Rhododendrites / CC BY-SA

July 11, 2020; New York Times

Over the weekend, we saw several more tweets from President Trump on the subject of education. One of the latest was a tweeted order for the Treasury Department to re-examine the tax-exempt status of universities and colleges that offer “radical indoctrination” instead of education. This came after a number of major universities resisted his new order that would punish international students. He also tweeted threats to cut federal funding of schools that don’t open this fall.

Last year, the Washington Post labeled the president the “Threatener-in-Chief” for his habit of frequently making threats, whether they can be enforced or not. On this hit list, one finds items like a “substantial border tax” on businesses, ending birthright citizenship via executive order, or pulling ICE officers out of California.

The president did not provide grounds for terminating a school’s tax-exempt status, nor did he explain “radical indoctrination” or how that would be determined. He has made the claim that colleges stifle conservative ideas before; in 2019, he issued an executive order that he said strengthened free speech on college campuses. The order required colleges to comply with existing laws and regulations.
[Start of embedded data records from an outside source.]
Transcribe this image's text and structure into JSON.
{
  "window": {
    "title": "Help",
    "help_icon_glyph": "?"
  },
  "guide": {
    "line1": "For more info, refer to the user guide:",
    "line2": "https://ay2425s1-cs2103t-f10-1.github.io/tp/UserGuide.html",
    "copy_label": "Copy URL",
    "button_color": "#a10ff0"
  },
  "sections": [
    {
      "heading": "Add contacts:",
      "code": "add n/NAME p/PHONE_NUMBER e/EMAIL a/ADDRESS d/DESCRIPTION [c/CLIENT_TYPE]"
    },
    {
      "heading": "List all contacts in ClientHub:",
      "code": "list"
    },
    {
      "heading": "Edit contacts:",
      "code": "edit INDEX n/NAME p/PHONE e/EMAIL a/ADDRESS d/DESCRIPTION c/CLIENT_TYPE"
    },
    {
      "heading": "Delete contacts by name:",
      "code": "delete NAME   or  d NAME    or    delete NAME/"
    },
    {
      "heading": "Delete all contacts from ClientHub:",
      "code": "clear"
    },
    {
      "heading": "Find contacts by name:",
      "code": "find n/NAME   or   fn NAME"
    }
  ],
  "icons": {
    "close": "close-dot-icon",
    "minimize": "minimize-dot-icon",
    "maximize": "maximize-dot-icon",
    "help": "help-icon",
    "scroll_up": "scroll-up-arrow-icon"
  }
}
Last night, the US Immigration and Customs Enforcement agency (ICE) withdrew its edict ordering international students home if all their college classes for the fall semester were online. This followed a suit filed against the Trump administration by the New York State attorney general, Letitia James, and protests by higher education institutions like MIT, Johns Hopkins, and Harvard. The initial plan came across an attempt to pressure the institutions of higher education to open classes for in-person instruction.

The threat regarding tax-exemption was vague, too. Tax-exempt status can be withdrawn for reasons such as lobbying, certain political activity, and not following an organization’s mission.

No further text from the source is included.